[−][src]Module vtext::tokenize

Tokenization module

This module includes several tokenizers

For instance let's tokenize the following sentence,

use vtext::tokenize::*;

let s = "The “brown” fox can't jump 32.3 feet, right?";

Using a regular expression tokenizer we would get,

let tokenizer = RegexpTokenizer::default();
let tokens: Vec<&str> = tokenizer.tokenize(s).collect();
assert_eq!(tokens, &["The", "brown", "fox", "can", "jump", "32", "feet", "right"]);

which would remove all punctuation.
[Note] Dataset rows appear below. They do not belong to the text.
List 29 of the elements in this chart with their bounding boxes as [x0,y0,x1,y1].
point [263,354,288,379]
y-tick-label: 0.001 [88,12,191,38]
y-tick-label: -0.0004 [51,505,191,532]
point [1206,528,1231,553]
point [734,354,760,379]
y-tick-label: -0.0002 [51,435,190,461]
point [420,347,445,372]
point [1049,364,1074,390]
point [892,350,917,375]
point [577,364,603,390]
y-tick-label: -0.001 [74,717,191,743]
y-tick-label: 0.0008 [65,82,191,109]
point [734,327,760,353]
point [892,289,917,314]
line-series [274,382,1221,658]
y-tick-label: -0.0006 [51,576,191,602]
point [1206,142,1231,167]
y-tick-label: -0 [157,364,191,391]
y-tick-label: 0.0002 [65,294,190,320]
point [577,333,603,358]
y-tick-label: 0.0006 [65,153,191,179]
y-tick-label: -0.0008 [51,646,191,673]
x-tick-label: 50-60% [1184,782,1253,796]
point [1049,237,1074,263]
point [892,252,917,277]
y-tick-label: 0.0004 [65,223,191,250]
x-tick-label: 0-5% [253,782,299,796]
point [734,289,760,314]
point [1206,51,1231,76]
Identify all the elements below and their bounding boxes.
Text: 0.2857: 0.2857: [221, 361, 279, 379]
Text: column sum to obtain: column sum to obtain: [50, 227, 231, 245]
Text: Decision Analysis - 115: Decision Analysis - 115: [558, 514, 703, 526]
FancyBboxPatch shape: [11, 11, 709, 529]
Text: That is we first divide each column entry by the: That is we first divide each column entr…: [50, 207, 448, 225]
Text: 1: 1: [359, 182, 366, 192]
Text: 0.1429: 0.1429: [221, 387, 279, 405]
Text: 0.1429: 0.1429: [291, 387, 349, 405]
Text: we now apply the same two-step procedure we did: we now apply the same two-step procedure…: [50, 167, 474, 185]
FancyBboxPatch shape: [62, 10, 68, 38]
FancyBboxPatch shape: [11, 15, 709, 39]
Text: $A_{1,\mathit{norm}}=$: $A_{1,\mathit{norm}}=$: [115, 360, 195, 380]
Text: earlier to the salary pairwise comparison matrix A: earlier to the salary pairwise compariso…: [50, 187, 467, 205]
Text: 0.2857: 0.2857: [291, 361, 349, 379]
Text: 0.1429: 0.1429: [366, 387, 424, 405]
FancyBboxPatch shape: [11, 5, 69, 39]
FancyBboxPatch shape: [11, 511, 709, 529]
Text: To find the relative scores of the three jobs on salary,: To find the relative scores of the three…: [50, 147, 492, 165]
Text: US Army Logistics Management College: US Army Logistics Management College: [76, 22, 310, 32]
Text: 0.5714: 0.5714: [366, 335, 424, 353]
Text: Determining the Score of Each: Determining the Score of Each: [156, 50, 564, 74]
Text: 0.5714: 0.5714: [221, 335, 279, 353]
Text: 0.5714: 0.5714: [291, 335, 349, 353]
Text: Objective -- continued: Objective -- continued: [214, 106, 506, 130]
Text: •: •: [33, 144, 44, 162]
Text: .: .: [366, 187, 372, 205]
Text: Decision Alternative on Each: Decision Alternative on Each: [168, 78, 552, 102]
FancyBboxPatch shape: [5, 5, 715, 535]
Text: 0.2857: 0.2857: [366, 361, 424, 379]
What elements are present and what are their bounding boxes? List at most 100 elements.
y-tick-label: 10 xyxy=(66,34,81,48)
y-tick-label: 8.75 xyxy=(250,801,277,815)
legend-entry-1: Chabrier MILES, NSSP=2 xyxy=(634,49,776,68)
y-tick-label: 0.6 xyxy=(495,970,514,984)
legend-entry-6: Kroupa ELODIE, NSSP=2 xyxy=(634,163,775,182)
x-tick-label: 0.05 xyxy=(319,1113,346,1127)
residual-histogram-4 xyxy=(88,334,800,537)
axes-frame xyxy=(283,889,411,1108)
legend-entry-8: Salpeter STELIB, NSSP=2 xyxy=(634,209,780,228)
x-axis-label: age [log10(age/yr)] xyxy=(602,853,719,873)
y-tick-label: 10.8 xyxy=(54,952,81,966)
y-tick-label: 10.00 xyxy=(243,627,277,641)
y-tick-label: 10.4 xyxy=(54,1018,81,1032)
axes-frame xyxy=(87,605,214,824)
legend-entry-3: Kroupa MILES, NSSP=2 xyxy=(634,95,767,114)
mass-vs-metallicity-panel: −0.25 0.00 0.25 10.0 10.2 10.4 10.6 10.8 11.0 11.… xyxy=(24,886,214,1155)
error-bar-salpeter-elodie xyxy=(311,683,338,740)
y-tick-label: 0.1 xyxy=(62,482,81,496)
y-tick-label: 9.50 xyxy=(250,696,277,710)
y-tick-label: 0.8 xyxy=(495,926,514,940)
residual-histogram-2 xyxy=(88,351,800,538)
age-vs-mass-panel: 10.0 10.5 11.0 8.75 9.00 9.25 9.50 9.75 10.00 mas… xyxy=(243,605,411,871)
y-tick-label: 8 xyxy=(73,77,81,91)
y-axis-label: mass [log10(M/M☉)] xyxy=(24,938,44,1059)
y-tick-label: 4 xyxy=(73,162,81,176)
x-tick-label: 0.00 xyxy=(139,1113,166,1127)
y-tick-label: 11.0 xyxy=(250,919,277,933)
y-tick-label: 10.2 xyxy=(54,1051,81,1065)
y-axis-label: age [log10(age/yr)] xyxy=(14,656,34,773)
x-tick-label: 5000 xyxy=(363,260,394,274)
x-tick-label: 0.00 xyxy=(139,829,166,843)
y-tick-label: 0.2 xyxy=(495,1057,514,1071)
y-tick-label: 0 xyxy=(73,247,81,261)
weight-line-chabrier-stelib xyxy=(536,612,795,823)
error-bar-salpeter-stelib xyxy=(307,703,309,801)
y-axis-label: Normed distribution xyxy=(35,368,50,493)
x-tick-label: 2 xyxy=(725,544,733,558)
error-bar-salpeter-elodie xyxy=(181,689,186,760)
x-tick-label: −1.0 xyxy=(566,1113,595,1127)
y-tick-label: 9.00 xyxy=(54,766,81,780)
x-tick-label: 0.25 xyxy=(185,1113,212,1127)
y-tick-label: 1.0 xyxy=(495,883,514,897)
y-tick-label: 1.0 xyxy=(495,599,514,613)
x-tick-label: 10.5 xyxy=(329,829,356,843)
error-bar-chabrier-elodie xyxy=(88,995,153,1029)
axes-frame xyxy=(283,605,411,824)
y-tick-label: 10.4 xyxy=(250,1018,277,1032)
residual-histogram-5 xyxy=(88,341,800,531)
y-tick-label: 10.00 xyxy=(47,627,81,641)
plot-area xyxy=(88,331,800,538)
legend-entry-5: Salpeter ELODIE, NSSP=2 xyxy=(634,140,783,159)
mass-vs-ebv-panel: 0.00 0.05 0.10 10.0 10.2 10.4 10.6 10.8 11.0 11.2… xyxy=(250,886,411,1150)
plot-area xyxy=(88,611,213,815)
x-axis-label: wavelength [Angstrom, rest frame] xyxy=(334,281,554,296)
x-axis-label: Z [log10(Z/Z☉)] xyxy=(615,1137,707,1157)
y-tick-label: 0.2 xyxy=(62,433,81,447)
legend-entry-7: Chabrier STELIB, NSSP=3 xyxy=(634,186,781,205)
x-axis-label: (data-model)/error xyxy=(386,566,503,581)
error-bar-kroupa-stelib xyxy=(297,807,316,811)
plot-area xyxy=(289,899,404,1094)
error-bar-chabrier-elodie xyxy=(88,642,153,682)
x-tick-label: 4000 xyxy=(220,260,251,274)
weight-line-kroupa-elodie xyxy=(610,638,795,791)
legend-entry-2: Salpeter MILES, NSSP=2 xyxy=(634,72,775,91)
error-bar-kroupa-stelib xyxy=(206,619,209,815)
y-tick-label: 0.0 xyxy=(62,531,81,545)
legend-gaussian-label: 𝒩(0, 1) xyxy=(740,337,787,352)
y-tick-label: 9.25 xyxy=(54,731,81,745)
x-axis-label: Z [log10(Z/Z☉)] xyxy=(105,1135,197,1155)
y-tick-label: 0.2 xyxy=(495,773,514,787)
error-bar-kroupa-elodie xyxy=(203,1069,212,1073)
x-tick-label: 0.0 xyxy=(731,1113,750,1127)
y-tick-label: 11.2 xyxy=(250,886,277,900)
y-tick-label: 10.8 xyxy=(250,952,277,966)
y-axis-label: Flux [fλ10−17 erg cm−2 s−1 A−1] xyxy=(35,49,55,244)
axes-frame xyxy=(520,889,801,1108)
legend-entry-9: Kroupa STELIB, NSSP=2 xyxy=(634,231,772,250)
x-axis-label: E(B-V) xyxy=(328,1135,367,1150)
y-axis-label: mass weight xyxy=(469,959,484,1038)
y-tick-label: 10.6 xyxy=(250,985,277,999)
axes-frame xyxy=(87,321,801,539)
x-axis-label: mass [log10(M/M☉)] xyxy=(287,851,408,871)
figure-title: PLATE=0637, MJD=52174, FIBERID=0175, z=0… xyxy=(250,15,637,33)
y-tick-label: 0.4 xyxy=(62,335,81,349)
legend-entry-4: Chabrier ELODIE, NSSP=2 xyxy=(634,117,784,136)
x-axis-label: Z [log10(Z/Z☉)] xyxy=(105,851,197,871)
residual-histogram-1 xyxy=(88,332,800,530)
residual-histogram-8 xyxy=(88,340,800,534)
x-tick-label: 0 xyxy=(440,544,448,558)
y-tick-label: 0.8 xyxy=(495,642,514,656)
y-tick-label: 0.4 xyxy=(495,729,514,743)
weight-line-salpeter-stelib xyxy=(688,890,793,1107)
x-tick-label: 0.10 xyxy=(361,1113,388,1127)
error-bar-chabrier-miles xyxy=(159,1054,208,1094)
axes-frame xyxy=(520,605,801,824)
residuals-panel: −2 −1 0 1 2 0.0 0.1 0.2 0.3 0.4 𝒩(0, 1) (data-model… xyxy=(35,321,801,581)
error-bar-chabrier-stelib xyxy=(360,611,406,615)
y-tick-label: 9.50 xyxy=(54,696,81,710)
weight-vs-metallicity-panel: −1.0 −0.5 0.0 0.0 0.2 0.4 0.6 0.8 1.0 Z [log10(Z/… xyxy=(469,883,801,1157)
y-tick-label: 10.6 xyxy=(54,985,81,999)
A more general approach is to apply unicode segmentation,

let tokenizer = UnicodeWordTokenizer::default();
let tokens: Vec<&str> = tokenizer.tokenize(s).collect();
assert_eq!(tokens, &["The", "“", "brown", "”", "fox", "can't", "jump", "32.3", "feet", ",", "right", "?"]);

Here UnicodeWordTokenizer object is a thin wrapper around the unicode-segmentation crate.

This approach produces better results, however for instance the word "can't" should be tokenized as "ca", "n't" in English. To address such issues, we apply several additional rules on the previous results,

let tokenizer = VTextTokenizerParams::default().lang("en").build().unwrap();
let tokens: Vec<&str> = tokenizer.tokenize(s).collect();
assert_eq!(tokens, &["The", "“", "brown", "”", "fox", "ca", "n't", "jump", "32.3", "feet", ",", "right", "?"]);

Structs

CharacterTokenizer	Character tokenizer
CharacterTokenizerParams
RegexpTokenizer	Regular expression tokenizer
RegexpTokenizerParams	Builder for the regexp tokenizer
UnicodeWordTokenizer	Unicode Segmentation tokenizer
UnicodeWordTokenizerParams	Builder for the unicode segmentation tokenizer
VTextTokenizer	vtext tokenizer
VTextTokenizerParams	Builder for the VTextTokenizer

Traits

Tokenizer